Building a PDF RAG Chatbot (FastAPI + ChromaDB)

This post describes a question-answering chatbot that retrieves answers from PDF documents using Retrieval-Augmented Generation (RAG). The project is built with FastAPI, LangChain, ChromaDB, and OpenAI. You can find the full source on GitHub: github.com/arunpatilgithub/chatbot-project.

What the Project Does

Instead of relying solely on an LLM's pre-trained knowledge, this chatbot first retrieves the most relevant passages from your own PDF documents and then feeds those passages as context to the LLM. The result is grounded, document-specific answers — even for content the LLM has never seen before.

High-Level Architecture

The system is split into two phases:

Phase 1 — Ingestion

Load PDFs — PDF files are read from the data/ directory using LangChain's PyPDFLoader.
Chunk — Each document is split into overlapping text chunks with RecursiveCharacterTextSplitter to preserve context across boundaries.
Embed — Each chunk is converted into a dense vector using OpenAIEmbeddings.
Store — Vectors are persisted to a local ChromaDB collection in the vector_store_db/ directory. This step only needs to run once (or whenever new documents are added).

Phase 2 — Retrieval & Generation

Receive question — A user sends a query to the FastAPI endpoint GET /question-answering?query=...&session_id=....
Retrieve — ChromaDB performs a similarity search and returns the top-k most relevant chunks.
Prompt — The retrieved chunks are injected into a prompt template as context alongside the user's question and the current session's chat history.
Generate — The prompt is sent to ChatOpenAI (GPT-4 by default, configurable via the GPT_MODEL environment variable) and the response is returned to the caller.

Repository Layout

Path	Purpose
`data/`	Place your PDF files here before running ingestion.
`src/`	Application source code (API server, document loader, QA system, vector-store helpers).
`models/`	Reserved for any local model artifacts.
`vector_store_db/`	Persisted ChromaDB files generated during ingestion.
`tests/`	Unit and integration tests.
`requirements.txt`	Python dependencies.

How to Run

1. Install dependencies

pip install -r requirements.txt

2. Set environment variables

Create a .env file in the project root (or export variables in your shell):

OPENAI_API_KEY=sk-...
GPT_MODEL=gpt-4          # optional, defaults to gpt-4

3. Add PDFs

Copy one or more PDF files into the data/ directory.

4. Run ingestion

Execute the loader script to chunk, embed, and persist your documents to ChromaDB:

python src/document_loader/loader.py

This populates vector_store_db/. Re-run whenever you add new PDFs.

5. Start the API server

uvicorn src.api.server:app --reload

6. Ask a question

curl "http://localhost:8000/question-answering?query=What+is+a+service+mesh%3F&session_id=user1"
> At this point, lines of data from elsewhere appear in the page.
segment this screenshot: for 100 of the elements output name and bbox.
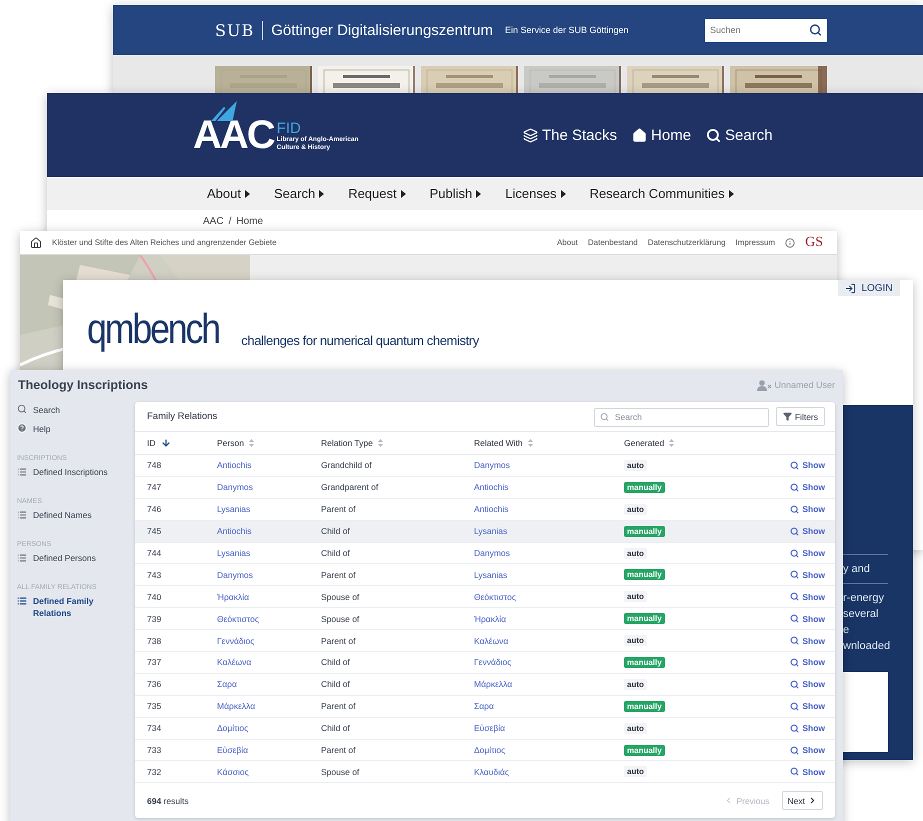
next-button[interactable]: Next — [782, 791, 823, 810]
nav-menu-item[interactable]: About — [207, 186, 250, 201]
show-link[interactable]: Show — [790, 723, 825, 734]
person-link[interactable]: Antiochis — [217, 460, 252, 470]
table-cell-text: 747 — [147, 482, 162, 492]
header-link[interactable]: Search — [706, 126, 773, 144]
table-cell-text: Parent of — [321, 745, 356, 756]
person-link[interactable]: Μάρκελλα — [474, 679, 512, 690]
panel-text: r-energy — [843, 591, 885, 606]
show-link[interactable]: Show — [790, 766, 825, 777]
nav-menu-item[interactable]: Licenses — [505, 186, 566, 201]
sidebar-item[interactable]: Defined Names — [17, 509, 117, 528]
generated-badge: auto — [624, 591, 647, 602]
breadcrumb-link[interactable]: Home — [236, 216, 264, 227]
breadcrumb-link[interactable]: AAC — [203, 216, 224, 227]
show-link[interactable]: Show — [790, 526, 825, 536]
person-link[interactable]: Εὐσεβία — [217, 745, 248, 756]
table-cell-text: Parent of — [321, 504, 356, 514]
header-link[interactable]: The Stacks — [523, 126, 618, 144]
show-link[interactable]: Show — [790, 614, 825, 624]
show-link[interactable]: Show — [790, 460, 825, 470]
column-header[interactable]: Related With — [474, 438, 624, 448]
show-link[interactable]: Show — [790, 636, 825, 646]
search-icon — [809, 24, 822, 36]
generated-badge: auto — [624, 548, 647, 558]
person-link[interactable]: Lysanias — [217, 504, 250, 514]
list-icon — [17, 553, 27, 563]
show-link[interactable]: Show — [790, 548, 825, 558]
generated-badge: manually — [624, 656, 665, 668]
nav-link[interactable]: Datenschutzerklärung — [648, 238, 726, 247]
person-link[interactable]: Καλέωνα — [217, 657, 252, 668]
info-icon[interactable] — [785, 238, 796, 248]
show-link[interactable]: Show — [790, 592, 825, 602]
person-link[interactable]: Danymos — [217, 482, 253, 492]
show-link[interactable]: Show — [790, 504, 825, 514]
sidebar-item[interactable]: Defined Persons — [17, 552, 117, 571]
search-icon — [790, 702, 800, 711]
person-link[interactable]: Antiochis — [474, 482, 508, 492]
person-link[interactable]: Κάσσιος — [217, 766, 249, 777]
person-link[interactable]: Εὐσεβία — [474, 723, 506, 734]
person-link[interactable]: Δομίτιος — [474, 745, 506, 756]
person-link[interactable]: Γεννάδιος — [474, 657, 512, 668]
person-link[interactable]: Δομίτιος — [217, 723, 248, 734]
filters-button[interactable]: Filters — [776, 407, 825, 426]
nav-menu-item[interactable]: Search — [274, 186, 324, 201]
generated-badge: manually — [624, 744, 665, 756]
nav-menu-item[interactable]: Publish — [430, 186, 482, 201]
nav-link[interactable]: About — [556, 238, 578, 247]
home-icon[interactable] — [30, 236, 42, 248]
person-link[interactable]: Καλέωνα — [474, 636, 508, 646]
person-link[interactable]: Ἡρακλία — [217, 592, 250, 602]
person-link[interactable]: Γεννάδιος — [217, 636, 254, 646]
sidebar-item[interactable]: Search — [17, 404, 117, 423]
sidebar-item[interactable]: Defined Inscriptions — [17, 466, 117, 485]
generated-badge: manually — [624, 569, 665, 580]
table-cell-text: Spouse of — [321, 614, 360, 624]
person-link[interactable]: Κλαυδιάς — [474, 766, 509, 777]
nav-link[interactable]: Impressum — [736, 238, 776, 247]
site-title: qmbench — [87, 308, 219, 350]
breadcrumb-separator: / — [228, 216, 232, 227]
person-link[interactable]: Θεόκτιστος — [217, 614, 259, 624]
search-field[interactable]: Search — [594, 408, 769, 426]
nav-menu-item[interactable]: Research Communities — [590, 186, 734, 201]
show-link[interactable]: Show — [790, 701, 825, 712]
generated-badge: manually — [624, 482, 665, 493]
show-link[interactable]: Show — [790, 745, 825, 756]
table-cell-text: Parent of — [321, 701, 356, 712]
person-link[interactable]: Μάρκελλα — [217, 701, 256, 712]
person-link[interactable]: Danymos — [217, 570, 253, 580]
person-link[interactable]: Σαρα — [474, 701, 494, 712]
nav-menu-item[interactable]: Request — [348, 186, 406, 201]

The server returns a JSON response containing the answer and the session's conversation history.

Session & Conversation History

The API keeps an in-memory conversation history keyed by session_id. Each new question is prepended with the previous turns so the LLM can maintain context across a multi-turn conversation. Note that history is reset whenever the server restarts.